Com alta da inflação pela 22ª semana, famílias cortam itens básicos da alimentação
O Boletim Focus divulgado na última sexta-feira (3) mostra que a expectativa do mercado é que a inflação medida pelo Índice Nacional de Preços ao Consumidor Amplo (IPCA) chegue a 7,76% este ano, superando por muito a meta de inflação do governo Bolsonaro.
O documento registra ainda que essa é a 22ª vez consecutiva em que a projeção da inflação sobe. O que indica que a situação ainda pode piorar nos próximos meses.
Apenas no mês de agosto, a inflação medida pelo IPCA foi estimada em 0,89% (e confirmada hoje pelo IBGE em 0,87%) e já supera 9% no acumulado em 12 meses. O IPCA mede a inflação de alimentos, energia e outros bens de consumo. Além dele, o Índice Geral de Preços – Mercado (IGP-M), que impacta o reajuste dos aluguéis, está estimado em 19,31% este ano.
No dia a dia das famílias os diferentes índices de inflação são traduzidos em dificuldades: menos comida no prato, exclusão de vários itens e escolher que conta pagar. Moradora de Parelheiros, no extremo sul da capital paulista, a pedagoga Ariana Costa, mãe solo de duas meninas, relata que vem precisando escolher entre pagar uma conta ou comer determinado item. Segundo ele, vários produtos já foram cortados da compra mensal.
No limite
“Tenho percebido que tem ficado tudo muito caro. Já tivemos que escolher entre comprar um nuggets para as crianças e ter que pagar uma conta, por exemplo. Antes eu conseguiu me virar com R$ 1 mil, fazer a compra do mês. E no mês passado eu tive que passar R$ 1.300 e ainda assim faltaram coisas para o mês. Está bem complicado, diminuímos um pouco no feijão. No final do mês começa a faltar as coisas, a partir do dia 25 já começa a faltar o arroz, o feijão, o sabão para lavar uma roupa e tem ficado cada vez pior”, lamenta Ariana.

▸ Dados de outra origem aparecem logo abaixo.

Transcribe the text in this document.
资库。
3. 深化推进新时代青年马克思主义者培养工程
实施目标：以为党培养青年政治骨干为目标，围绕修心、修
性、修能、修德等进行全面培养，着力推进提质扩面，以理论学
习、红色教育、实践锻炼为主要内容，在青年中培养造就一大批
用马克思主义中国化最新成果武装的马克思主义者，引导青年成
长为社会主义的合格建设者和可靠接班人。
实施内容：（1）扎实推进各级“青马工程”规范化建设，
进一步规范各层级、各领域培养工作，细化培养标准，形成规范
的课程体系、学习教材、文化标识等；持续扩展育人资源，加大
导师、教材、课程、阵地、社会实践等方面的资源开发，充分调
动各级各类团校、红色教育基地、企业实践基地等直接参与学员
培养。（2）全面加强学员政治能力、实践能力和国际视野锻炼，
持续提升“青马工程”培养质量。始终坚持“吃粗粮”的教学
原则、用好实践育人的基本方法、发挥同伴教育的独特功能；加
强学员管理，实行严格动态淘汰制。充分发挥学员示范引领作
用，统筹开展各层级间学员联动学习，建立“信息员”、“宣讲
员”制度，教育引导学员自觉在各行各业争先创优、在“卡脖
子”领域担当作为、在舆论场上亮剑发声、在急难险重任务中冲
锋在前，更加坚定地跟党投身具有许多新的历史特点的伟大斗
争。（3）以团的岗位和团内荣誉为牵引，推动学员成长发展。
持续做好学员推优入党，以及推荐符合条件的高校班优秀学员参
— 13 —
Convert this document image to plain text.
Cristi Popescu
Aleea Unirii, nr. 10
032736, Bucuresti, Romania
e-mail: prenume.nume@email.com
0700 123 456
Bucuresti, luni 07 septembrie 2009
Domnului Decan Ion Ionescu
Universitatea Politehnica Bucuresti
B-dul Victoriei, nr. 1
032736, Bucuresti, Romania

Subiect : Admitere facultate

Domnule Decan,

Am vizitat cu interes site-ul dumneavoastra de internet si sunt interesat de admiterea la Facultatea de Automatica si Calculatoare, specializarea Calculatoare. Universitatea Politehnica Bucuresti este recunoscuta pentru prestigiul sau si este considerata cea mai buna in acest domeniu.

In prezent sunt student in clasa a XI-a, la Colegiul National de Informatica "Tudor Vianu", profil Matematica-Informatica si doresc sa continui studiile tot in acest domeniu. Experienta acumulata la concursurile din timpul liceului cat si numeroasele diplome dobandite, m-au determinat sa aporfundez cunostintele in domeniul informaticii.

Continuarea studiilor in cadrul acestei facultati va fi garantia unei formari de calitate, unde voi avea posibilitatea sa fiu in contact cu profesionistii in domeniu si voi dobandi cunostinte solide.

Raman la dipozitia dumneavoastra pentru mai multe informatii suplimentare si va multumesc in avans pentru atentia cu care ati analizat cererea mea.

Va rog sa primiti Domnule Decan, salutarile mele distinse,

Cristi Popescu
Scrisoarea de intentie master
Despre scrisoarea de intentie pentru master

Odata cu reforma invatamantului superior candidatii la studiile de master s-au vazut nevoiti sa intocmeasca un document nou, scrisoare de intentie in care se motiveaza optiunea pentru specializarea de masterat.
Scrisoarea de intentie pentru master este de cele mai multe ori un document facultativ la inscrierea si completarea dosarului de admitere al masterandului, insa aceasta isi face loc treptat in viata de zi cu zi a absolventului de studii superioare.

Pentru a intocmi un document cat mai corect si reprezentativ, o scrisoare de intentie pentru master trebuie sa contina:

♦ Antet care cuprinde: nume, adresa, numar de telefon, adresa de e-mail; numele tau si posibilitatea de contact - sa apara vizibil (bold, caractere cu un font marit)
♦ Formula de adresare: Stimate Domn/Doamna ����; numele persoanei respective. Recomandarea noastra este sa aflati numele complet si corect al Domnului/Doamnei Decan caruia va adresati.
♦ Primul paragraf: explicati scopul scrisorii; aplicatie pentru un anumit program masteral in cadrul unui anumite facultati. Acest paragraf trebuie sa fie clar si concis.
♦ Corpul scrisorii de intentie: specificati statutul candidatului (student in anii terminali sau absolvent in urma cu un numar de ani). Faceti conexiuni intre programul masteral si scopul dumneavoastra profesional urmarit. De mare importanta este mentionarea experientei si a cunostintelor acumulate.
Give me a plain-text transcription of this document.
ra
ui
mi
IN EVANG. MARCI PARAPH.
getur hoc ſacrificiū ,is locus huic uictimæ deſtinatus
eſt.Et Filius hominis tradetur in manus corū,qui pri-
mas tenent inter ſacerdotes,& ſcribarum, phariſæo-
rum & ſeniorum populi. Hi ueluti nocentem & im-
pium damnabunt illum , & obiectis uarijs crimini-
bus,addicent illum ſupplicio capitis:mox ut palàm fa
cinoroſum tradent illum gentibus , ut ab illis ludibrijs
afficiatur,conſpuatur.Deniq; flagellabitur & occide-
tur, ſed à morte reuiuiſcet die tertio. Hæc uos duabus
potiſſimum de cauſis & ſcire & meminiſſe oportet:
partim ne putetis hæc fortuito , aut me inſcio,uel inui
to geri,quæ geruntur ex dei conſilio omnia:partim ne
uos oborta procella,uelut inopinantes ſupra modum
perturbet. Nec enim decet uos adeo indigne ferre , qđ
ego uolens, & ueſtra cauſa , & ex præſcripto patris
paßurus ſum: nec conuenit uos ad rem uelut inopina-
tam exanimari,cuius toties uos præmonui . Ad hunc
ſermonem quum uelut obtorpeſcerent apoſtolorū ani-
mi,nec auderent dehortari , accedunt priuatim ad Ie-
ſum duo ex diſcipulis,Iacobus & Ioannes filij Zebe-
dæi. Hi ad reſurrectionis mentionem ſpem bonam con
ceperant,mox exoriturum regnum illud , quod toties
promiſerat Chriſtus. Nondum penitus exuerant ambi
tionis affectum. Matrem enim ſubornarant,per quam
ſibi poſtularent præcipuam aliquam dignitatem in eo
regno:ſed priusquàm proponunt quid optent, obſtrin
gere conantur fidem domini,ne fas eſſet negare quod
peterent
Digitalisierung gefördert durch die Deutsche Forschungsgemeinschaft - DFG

A pedagoga explica que antes, “com o (botijão de) gás a R$ 89, já estava difícil. Agora com o gás a R$ 105 está bem mais difícil ainda. (…) Mesmo que a gente aperte na alimentação ainda fica umas contas que você tem que tirar uni-duni-tê para você ver qual vai pagar ou qual vai deixar, porque está tudo muito caro”, descreve.
A situação não é diferente no interior paulista. Desempregada, a professora Jociara Keila da Silva, moradora do município de Araras, teve que deixar de comprar frutas e outras coisas que os três filhos gostam para conseguir manter o básico.
Desvalorização dos salários
“Vamos no mercado com R$ 150 para comprar comida, arroz e feijão. Falo esse valor porque é que conseguimos ter normalmente para ir ao mercado aqui, de R$ 150 a R$ 200, e não consigo comprar nada. Deixei de comprar algumas coisas, em casa sucrilhos eles (filhos) não comem mais. Fruta faz algum tempo (também). Eles comem quando os estão no sítio da avó deles, gosto de dar frutas para ele, mas não estou conseguindo. (…) Você precisa de arroz, feijão, salsicha, ovo, frango e nem passo perto da carne, que é bom, mas não conseguimos comprar”, conta Jociara.
O professor de economia da Universidade Estadual de Campinas (Unicamp) Guilherme Mello explica que a inflação no Brasil tem sido mais severa por conta da forte desvalorização cambial no governo Bolsonaro, que levou o dólar a custar mais de R$ 5. O especialista explica que, com a taxa básica de juros muito baixa, isso também afastou investimentos. Assim como outras condições, como a forte seca e o custo da energia elétrica e dos combustíveis, também influenciam nessa situação de alta.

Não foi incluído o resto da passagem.